The lawmakers' reiteration of their opposition highlights the steep climb a user-fee bill authored by Rep. Maxine Waters, D-Calif., ranking member of the House Financial Services Committee, would have next year, if she reintroduces it in the new Congress next year. Her current measure secured only one GOP cosponsor.
The situation has one adviser advocate throwing in the towel on the user-fee idea.
“I don't see a clear path forward on that one, regardless of merit,” Skip Schweiss, managing director of adviser advocacy at TD Ameritrade Institutional, wrote in an email. “So I think it's time to move on to other, more politically viable options.”
The Investment Adviser Association, which sent the lawmakers' letter to its membership on Tuesday, still backs the user-fee approach. But Neil Simon, IAA vice president for government relations, acknowledged that a bill will be a tough sell next year in a House that will have a strengthened Republican majority.
“It certainly suggests that we have a heavy lift in the House,” Mr. Simon said. “The Senate is an entirely different chamber.”
The Senate will have a Republican majority next year as well, following a strong GOP showing in last month's elections. It's unclear whether the leaders of the Senate Banking Committee will have the appetite to push a user-fee bill that is strongly opposed by Mr. Hensarling and Mr. Garrett.
Their letter comes as Congress wrestles with the federal budget during the lame-duck session of Congress. Legislators must approve a budget — including an appropriation for the SEC — for the current fiscal year to keep the government open after Dec. 11.
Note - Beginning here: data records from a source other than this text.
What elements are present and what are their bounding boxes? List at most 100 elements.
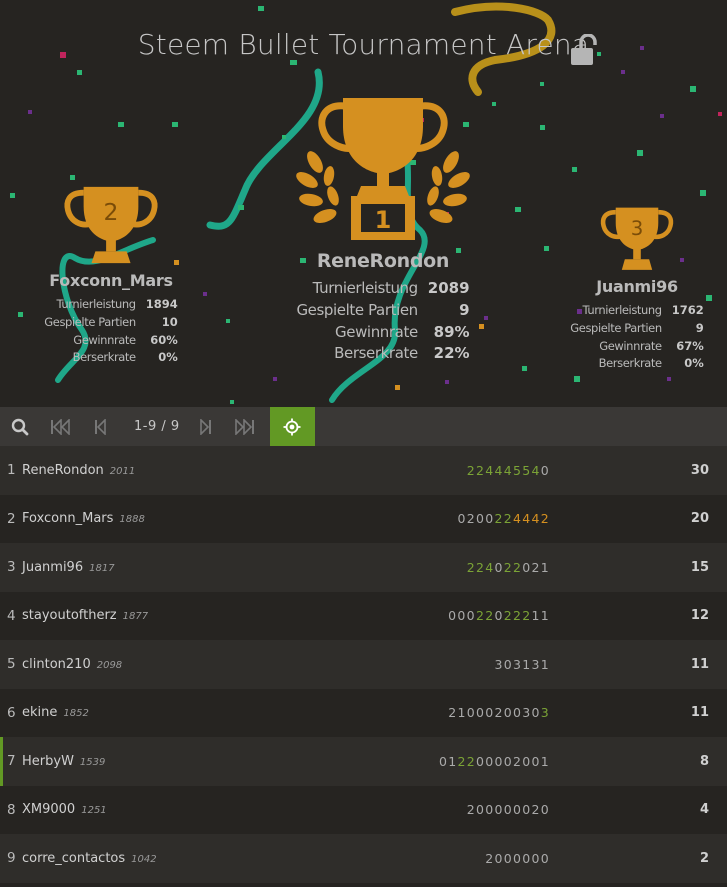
score-sheet: 224022021 bbox=[387, 560, 667, 575]
prev-page-button[interactable] bbox=[80, 407, 120, 446]
stat-label: Turnierleistung bbox=[312, 279, 419, 297]
next-page-button[interactable] bbox=[192, 407, 220, 446]
row-player[interactable]: Foxconn_Mars 1888 bbox=[22, 511, 387, 526]
score-sheet-segment: 021 bbox=[522, 559, 550, 575]
standings-row[interactable]: 4 stayoutoftherz 1877 00022022211 12 bbox=[0, 591, 727, 640]
player-name[interactable]: ReneRondon bbox=[22, 463, 104, 478]
trophy-2-icon: 2 bbox=[64, 186, 158, 264]
row-rank: 9 bbox=[7, 850, 16, 867]
podium-first-place: 1 ReneRondon Turnierleistung 2089 Gespiel… bbox=[268, 92, 498, 365]
first-page-icon bbox=[51, 418, 70, 435]
player-name[interactable]: ekine bbox=[22, 705, 57, 720]
row-player[interactable]: corre_contactos 1042 bbox=[22, 851, 387, 866]
standings-row[interactable]: 7 HerbyW 1539 012200002001 8 bbox=[0, 737, 727, 786]
standings-row[interactable]: 8 XM9000 1251 200000020 4 bbox=[0, 785, 727, 834]
stat-label: Gespielte Partien bbox=[296, 300, 418, 319]
player-name[interactable]: clinton210 bbox=[22, 657, 91, 672]
score-sheet: 2000000 bbox=[387, 851, 667, 866]
row-player[interactable]: Juanmi96 1817 bbox=[22, 560, 387, 575]
row-player[interactable]: ReneRondon 2011 bbox=[22, 463, 387, 478]
score-sheet-segment: 2100020030 bbox=[448, 705, 541, 721]
score-sheet-segment: 22 bbox=[457, 753, 476, 769]
player-name[interactable]: XM9000 bbox=[22, 802, 75, 817]
player-name[interactable]: Foxconn_Mars bbox=[22, 511, 113, 526]
score-sheet-segment: 22444554 bbox=[466, 462, 541, 478]
player-name[interactable]: corre_contactos bbox=[22, 851, 125, 866]
row-total: 11 bbox=[690, 656, 709, 672]
row-player[interactable]: XM9000 1251 bbox=[22, 802, 387, 817]
page-info: 1-9 / 9 bbox=[134, 419, 180, 434]
stat-value: 9 bbox=[459, 300, 470, 319]
last-page-button[interactable] bbox=[220, 407, 270, 446]
podium-third-name[interactable]: Juanmi96 bbox=[545, 277, 727, 296]
player-name[interactable]: HerbyW bbox=[22, 754, 74, 769]
standings-pager: 1-9 / 9 bbox=[0, 407, 727, 446]
search-button[interactable] bbox=[0, 407, 40, 446]
standings-row[interactable]: 5 clinton210 2098 303131 11 bbox=[0, 640, 727, 689]
next-page-icon bbox=[199, 418, 211, 435]
podium: Steem Bullet Tournament Arena 2 Foxconn_… bbox=[0, 0, 727, 407]
podium-second-name[interactable]: Foxconn_Mars bbox=[16, 271, 206, 290]
score-sheet: 303131 bbox=[387, 657, 667, 672]
player-rating: 1877 bbox=[122, 611, 149, 623]
score-sheet: 200000020 bbox=[387, 802, 667, 817]
score-sheet-segment: 224 bbox=[466, 559, 495, 575]
podium-second-stats: Turnierleistung 1894 Gespielte Partien 10 … bbox=[44, 296, 177, 367]
score-sheet-segment: 00002001 bbox=[475, 753, 550, 769]
jump-to-me-button[interactable] bbox=[269, 407, 315, 446]
row-player[interactable]: clinton210 2098 bbox=[22, 657, 387, 672]
unlocked-lock-icon bbox=[571, 34, 597, 65]
podium-third-place: 3 Juanmi96 Turnierleistung 1762 Gespielte… bbox=[545, 203, 727, 373]
stat-label: Gespielte Partien bbox=[44, 314, 136, 329]
score-sheet-segment: 0 bbox=[494, 608, 504, 624]
player-rating: 2011 bbox=[109, 465, 136, 477]
row-rank: 2 bbox=[7, 510, 16, 527]
last-page-icon bbox=[234, 418, 254, 435]
stat-label: Berserkrate bbox=[334, 344, 418, 363]
row-rank: 8 bbox=[7, 801, 16, 818]
standings-row[interactable]: 2 Foxconn_Mars 1888 0200224442 20 bbox=[0, 494, 727, 543]
podium-first-name[interactable]: ReneRondon bbox=[268, 250, 498, 272]
row-rank: 3 bbox=[7, 559, 16, 576]
stat-label: Gewinnrate bbox=[73, 332, 136, 347]
player-name[interactable]: Juanmi96 bbox=[22, 560, 83, 575]
score-sheet-segment: 0 bbox=[494, 559, 504, 575]
row-rank: 4 bbox=[7, 607, 16, 624]
row-rank: 1 bbox=[7, 462, 16, 479]
podium-second-place: 2 Foxconn_Mars Turnierleistung 1894 Gespi… bbox=[16, 181, 206, 367]
stat-label: Berserkrate bbox=[72, 350, 137, 365]
stat-value: 0% bbox=[684, 356, 704, 371]
row-player[interactable]: stayoutoftherz 1877 bbox=[22, 608, 387, 623]
trophy-3-icon: 3 bbox=[600, 207, 674, 270]
crosshair-icon bbox=[283, 418, 301, 435]
stat-value: 89% bbox=[433, 322, 470, 341]
standings-row[interactable]: 9 corre_contactos 1042 2000000 2 bbox=[0, 834, 727, 883]
row-player[interactable]: ekine 1852 bbox=[22, 705, 387, 720]
score-sheet-segment: 0200 bbox=[457, 511, 495, 527]
first-page-button[interactable] bbox=[40, 407, 80, 446]
trophy-2-number: 2 bbox=[104, 198, 119, 226]
score-sheet: 012200002001 bbox=[387, 754, 667, 769]
player-rating: 2098 bbox=[96, 659, 123, 671]
row-player[interactable]: HerbyW 1539 bbox=[22, 754, 387, 769]
player-rating: 1539 bbox=[79, 756, 106, 768]
stat-label: Gespielte Partien bbox=[570, 320, 662, 335]
standings-row[interactable]: 1 ReneRondon 2011 224445540 30 bbox=[0, 446, 727, 495]
row-rank: 5 bbox=[7, 656, 16, 673]
row-rank: 7 bbox=[7, 753, 16, 770]
prev-page-icon bbox=[95, 418, 106, 435]
trophy-3-number: 3 bbox=[631, 217, 644, 240]
tournament-title-wrap: Steem Bullet Tournament Arena bbox=[0, 28, 727, 61]
podium-third-stats: Turnierleistung 1762 Gespielte Partien 9 G… bbox=[570, 302, 703, 373]
player-name[interactable]: stayoutoftherz bbox=[22, 608, 117, 623]
score-sheet: 21000200303 bbox=[387, 705, 667, 720]
row-total: 4 bbox=[699, 802, 709, 818]
score-sheet-segment: 3 bbox=[540, 705, 550, 721]
standings-row[interactable]: 6 ekine 1852 21000200303 11 bbox=[0, 688, 727, 737]
score-sheet-segment: 2000000 bbox=[485, 850, 550, 866]
row-rank: 6 bbox=[7, 704, 16, 721]
stat-value: 22% bbox=[433, 344, 470, 363]
search-icon bbox=[11, 418, 29, 435]
stat-value: 9 bbox=[695, 320, 704, 335]
standings-row[interactable]: 3 Juanmi96 1817 224022021 15 bbox=[0, 543, 727, 592]
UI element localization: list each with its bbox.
A so-called omnibus budget or a continuing resolution would likely keep SEC funding near its current level, hundreds of millions of dollars below what it says it needs to increase adviser exams substantially. In fiscal 2014, the agency examined 10% of the more than 11,000 registered investment advisers.
Mr. Hensarling and Mr. Garrett said the SEC should shift funding from private fund examinations and broker-dealer oversight to investment adviser monitoring. They also said the agency should consider authorizing a third-party examiner for advisers.
Although the IAA is skeptical of a third-party examiner, saying one should only be used to augment SEC exams rather than substitute for them, it does have some common ground with the lawmakers.
“We agree that the SEC should explore the reallocation of resources,” Mr. Simon said. “We disagree on the efficacy of user fees as a policy solution.”